Kim Martin
L’usage du « mot en N » dans l’enseignement fait débat depuis quelques années. Des élèves considèrent que le mot est blessant, alors que des enseignants affirment qu’un meilleur apprentissage de l’histoire serait nécessaire.
Racisme ou liberté d’enseignement? L’opposition de ces perspectives en lien avec l’utilisation du « mot en N » a débuté en 2020, lorsqu’une enseignante de l’Université d’Ottawa l’a mentionné dans son cours. La censure du mot dans l’enseignement est suggérée, mais la majorité s’y oppose.
« “Le mot en N”, comme tous les autres mots, fait partie du langage », souligne le professeur titulaire et directeur de recherche à l’Université d’Ottawa, Boulou Ebanda de B’béri. Selon lui, les enseignants qui souhaitent intégrer ce vocabulaire dans leurs cours devraient préparer leurs élèves. « Le mot rappelle des périodes historiques où le racisme était prédominant […] quand tout le monde se l’approprie sans comprendre d’où il vient, sans comprendre la charge historique, évidemment on peut sauter [aux conclusions] : il faut censurer, il faut faire ci, mais ce n’est pas ce qu’il faut faire.
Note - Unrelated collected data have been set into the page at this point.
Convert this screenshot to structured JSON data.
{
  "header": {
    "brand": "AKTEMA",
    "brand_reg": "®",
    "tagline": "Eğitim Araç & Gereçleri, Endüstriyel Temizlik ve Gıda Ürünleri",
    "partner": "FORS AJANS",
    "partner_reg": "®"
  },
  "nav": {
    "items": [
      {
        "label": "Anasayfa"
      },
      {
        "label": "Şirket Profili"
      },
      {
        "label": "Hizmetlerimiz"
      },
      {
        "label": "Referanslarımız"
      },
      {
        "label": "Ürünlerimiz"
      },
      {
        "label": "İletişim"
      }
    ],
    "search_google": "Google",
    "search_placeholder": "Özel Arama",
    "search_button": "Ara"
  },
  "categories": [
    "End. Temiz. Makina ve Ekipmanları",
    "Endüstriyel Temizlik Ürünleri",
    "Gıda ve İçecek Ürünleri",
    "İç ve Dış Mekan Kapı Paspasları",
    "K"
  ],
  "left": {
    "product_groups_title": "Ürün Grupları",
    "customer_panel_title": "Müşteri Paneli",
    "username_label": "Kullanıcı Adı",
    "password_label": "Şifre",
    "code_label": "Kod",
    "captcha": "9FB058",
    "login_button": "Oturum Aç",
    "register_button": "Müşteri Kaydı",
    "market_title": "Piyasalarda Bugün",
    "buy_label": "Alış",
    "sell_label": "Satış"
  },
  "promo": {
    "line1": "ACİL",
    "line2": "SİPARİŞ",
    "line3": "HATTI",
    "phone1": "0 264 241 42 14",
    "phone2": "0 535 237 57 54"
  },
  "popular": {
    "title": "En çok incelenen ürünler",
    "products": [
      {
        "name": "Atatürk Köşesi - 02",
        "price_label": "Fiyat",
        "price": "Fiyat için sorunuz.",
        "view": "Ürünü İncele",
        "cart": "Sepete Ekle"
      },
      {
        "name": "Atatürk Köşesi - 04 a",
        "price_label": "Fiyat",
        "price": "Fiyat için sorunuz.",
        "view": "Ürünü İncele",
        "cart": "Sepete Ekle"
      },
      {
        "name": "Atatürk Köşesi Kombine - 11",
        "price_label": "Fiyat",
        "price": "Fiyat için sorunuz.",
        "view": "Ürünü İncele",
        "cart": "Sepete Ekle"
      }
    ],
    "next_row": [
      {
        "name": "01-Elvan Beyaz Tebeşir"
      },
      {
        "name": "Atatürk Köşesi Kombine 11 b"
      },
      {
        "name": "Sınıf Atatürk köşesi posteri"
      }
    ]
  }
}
Il faut s’éduquer. »
Le professeur fait ressortir l’importance d’apprendre l’histoire derrière ces mots. « La compréhension de [l’histoire du mot] et de sa charge historique permettrait qu’on puisse mieux se comprendre en société parce qu’on ne se connait pas. »
La professeure retraitée en études politiques à l’Université d’Ottawa, Sylvie Paquerot, est également contre la censure. « Je ne vois pas comment on peut penser qu’on va régler un problème social par la censure. »
Elle constate qu’un manque de connaissances historiques est en lien avec le débat. L’enseignante indique que ce sont les discriminations qui devraient être enseignées. « Tous les enfants du Québec devraient avoir un cours sur les droits fondamentaux. D’une part on comprendrait […] que ça vient des luttes et d’autre part, on se rendrait compte qu’il y a multiples discriminations et qu’elles varient d’une société à l’autre. »
Du côté des étudiants, la censure est le choix le plus convenable. Pour l’étudiante du Cégep de Jonquière, Marie-Reine Cubaka Tumsifu, l’usage du mot est « une sorte de racisme ».
« Si tu l’utilises […] c’est un peu comme si tu faisais naitre quelque chose qui est déjà passé », explique-t-elle.
L’historien Marcel Trudel évalue qu’au Québec le tiers des esclaves était d’afrodescendance. L’esclavage a été aboli en 1833. Cependant, les injustices sociales existent toujours.